Normally, this would be a shake of the head and reminder to the kids that indeed, though the rules may seem like they’re intended to keep you from the food you love, here are the reasons, here’s the rules, so that’s that.
But Fruit-Gate as I have termed my response, was more than just fruit cups. Because this week has been a week of pushback from the younger people that my husband and I have born and are raising. The sort of pushback that comes from being back at school after holidays with too little sleep, the right amount of cousin time, and snuck sugar. Oh, and Grade 9 exams coming up for the first time for our oldest.
The pushback is real.
I’m also readjusting back into new things. I’m beginning my training as a Spiritual Director, there are contracts to be fulfilled, new ministries beginning in tandem with my husband and on my own, things going on in my life that elicit a response in me that smacks of the need to control.
Anyone else feel the need to control when they’re stressed?
Just me? Ok.
So, in my stress, I recognized the rising up in me of ‘why can’t they just do what I say?!?’. Very mature, very poised, very hospitable.
This took some listening time and prayer. Laying out my complaints and petitions before the Lord. Petitions that stretched from my control over processed fruit to soon my eldest would be going out into the world and how do I know he’ll choose a church and make friends and make good choices.
Prayers and petitions tend to snowball when I get going.
Because I know, through listening to God and the input of others, that control is not my best strategy.

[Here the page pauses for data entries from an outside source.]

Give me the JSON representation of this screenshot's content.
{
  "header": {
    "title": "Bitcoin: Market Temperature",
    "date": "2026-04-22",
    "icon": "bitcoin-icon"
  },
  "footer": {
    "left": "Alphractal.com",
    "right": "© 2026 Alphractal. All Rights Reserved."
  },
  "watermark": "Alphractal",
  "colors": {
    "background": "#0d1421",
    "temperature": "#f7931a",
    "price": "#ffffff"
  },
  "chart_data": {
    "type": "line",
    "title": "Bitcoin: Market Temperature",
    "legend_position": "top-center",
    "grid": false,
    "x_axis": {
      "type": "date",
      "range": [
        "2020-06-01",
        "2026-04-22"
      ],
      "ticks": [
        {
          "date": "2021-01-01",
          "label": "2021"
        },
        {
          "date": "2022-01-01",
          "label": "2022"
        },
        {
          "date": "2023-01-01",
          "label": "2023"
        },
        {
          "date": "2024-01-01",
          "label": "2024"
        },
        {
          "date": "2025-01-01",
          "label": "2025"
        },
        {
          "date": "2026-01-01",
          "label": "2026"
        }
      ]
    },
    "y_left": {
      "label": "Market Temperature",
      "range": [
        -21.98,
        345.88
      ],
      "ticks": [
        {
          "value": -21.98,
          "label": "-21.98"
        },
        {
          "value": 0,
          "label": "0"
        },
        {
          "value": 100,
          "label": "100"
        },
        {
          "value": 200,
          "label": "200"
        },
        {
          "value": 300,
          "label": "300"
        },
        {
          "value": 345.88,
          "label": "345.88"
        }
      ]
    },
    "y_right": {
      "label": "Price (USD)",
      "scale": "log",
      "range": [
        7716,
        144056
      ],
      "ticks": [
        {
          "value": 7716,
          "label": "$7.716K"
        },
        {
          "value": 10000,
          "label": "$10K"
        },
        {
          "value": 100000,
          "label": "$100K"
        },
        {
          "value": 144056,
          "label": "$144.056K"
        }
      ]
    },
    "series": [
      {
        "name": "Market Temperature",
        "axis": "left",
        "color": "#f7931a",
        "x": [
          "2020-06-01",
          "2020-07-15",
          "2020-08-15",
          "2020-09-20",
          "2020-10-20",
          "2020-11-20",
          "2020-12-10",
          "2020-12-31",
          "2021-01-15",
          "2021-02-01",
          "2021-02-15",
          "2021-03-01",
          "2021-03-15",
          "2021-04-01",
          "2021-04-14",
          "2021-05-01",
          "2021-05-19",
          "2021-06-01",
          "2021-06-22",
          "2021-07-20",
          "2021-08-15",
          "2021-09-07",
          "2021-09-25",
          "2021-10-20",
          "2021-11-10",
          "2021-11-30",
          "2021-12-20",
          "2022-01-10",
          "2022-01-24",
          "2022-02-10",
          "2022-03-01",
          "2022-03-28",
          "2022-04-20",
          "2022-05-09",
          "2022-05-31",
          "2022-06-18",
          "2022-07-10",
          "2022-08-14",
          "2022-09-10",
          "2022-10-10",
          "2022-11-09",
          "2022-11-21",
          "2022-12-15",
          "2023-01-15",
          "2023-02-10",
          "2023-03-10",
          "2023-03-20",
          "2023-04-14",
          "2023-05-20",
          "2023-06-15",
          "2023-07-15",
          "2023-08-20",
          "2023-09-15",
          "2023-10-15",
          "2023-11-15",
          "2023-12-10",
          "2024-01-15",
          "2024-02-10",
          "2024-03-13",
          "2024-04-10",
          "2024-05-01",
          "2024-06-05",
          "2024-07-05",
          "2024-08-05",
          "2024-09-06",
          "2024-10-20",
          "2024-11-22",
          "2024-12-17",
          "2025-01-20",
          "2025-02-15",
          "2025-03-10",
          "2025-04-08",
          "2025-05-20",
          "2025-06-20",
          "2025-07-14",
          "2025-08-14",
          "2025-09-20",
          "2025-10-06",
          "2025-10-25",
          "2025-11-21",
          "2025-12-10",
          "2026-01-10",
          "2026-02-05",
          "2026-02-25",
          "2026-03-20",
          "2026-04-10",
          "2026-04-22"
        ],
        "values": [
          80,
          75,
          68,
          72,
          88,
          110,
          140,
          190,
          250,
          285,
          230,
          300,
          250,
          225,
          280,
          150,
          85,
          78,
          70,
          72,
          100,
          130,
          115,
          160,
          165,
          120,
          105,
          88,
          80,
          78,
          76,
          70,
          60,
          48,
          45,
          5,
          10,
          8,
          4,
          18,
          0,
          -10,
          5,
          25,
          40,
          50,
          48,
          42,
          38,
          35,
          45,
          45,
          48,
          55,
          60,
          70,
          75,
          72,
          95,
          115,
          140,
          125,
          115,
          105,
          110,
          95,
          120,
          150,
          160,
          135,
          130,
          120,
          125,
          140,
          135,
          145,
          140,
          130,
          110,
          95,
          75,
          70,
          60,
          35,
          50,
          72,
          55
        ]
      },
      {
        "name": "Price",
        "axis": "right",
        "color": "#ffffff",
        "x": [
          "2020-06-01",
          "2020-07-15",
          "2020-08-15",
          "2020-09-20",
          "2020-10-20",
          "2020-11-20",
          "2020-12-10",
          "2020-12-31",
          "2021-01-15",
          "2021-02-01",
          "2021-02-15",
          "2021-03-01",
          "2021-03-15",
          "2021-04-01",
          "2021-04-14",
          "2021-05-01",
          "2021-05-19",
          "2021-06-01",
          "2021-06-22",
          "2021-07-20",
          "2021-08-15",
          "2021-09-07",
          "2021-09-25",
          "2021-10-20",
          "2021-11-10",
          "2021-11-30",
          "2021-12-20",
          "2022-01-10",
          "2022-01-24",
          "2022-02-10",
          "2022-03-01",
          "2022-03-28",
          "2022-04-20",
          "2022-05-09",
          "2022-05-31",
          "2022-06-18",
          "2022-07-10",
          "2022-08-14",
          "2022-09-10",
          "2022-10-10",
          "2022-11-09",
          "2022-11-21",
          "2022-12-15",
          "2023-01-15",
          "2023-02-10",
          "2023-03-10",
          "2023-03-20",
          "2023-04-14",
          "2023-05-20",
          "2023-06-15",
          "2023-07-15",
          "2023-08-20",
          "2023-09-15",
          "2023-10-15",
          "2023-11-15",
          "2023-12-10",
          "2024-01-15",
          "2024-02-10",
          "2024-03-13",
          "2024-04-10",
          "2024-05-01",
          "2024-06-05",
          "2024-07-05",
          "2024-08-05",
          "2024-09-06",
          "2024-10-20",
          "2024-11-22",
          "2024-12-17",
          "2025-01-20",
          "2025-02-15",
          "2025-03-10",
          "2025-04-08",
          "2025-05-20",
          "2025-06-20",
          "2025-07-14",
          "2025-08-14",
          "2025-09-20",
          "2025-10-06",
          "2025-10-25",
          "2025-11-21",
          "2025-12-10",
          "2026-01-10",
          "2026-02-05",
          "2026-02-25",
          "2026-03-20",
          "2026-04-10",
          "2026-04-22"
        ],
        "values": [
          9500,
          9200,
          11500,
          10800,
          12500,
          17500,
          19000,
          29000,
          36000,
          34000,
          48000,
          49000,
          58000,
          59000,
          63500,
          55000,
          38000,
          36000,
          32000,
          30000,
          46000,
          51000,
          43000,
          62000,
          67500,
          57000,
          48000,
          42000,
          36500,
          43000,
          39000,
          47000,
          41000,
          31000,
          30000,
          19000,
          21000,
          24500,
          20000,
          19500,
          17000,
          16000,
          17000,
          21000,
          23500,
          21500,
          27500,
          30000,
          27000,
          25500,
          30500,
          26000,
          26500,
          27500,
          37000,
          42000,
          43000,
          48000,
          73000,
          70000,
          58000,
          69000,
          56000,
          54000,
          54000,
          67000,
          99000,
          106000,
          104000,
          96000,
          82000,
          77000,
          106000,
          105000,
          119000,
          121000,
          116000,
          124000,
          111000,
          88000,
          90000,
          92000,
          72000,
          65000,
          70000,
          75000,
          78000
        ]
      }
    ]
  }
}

Control strangles where I should be releasing.
Control is a way for me to get my way when I should be looking at God’s way.
Because how many times must God have looked at his children and thought ‘why can’t they just do what I say and things will go so much easier for them?’.
That’s a sobering thought and one that helps me get things in perspective.
God doesn’t control us. That’s the nature of free will. My eldest finds this dissatisfying as he wrestles with the concept of pain and sin and free will and ‘if God just made us love him there would be no sin in the world’. Pretty good theological questions for a 14 year old.
But God doesn’t control us. That’s not to say he’s not sovereign and doesn’t reign over everything. He does. But God gives us choice. We can choose him or not, choose his path or not, choose to love others or not.
Even though God is so moved by our bad choices, we still can make them and he doesn’t take away our ability to choose.
What can I learn about God’s approach to me as I wrestle with my approach to others?
I am met with grace and forgiveness. There are consequences to my actions but God never abandons me in those consequences. He is there with me, upholding me and teaching me through it. He gently corrects me because of his great love for me. It begins and ends with love.
So, I didn’t yell over the fruit cups. And I’ve committed to praying in a new and heightened way for my son as he moves towards adulthood in the world. I can’t control what he does when an adult, nor should I. He will make his choices and find his way. I need to trust God that this good heart he has put in my son, the teaching he has and will receive, the open discussions about the hard stuff and what we learn about the nature of God, all of these things and more will give him a place to begin his journey as an adult.
As for me in my continued journey through spiritual maturity? I learn to release more and more to God, to listen to his word and Spirit and seek understanding. I dig deep into Jesus and understand that his love in me helps me to move past my own inadequacies and love others beyond myself.
And I learn that the mountains to stand upon are not built on fruit cups.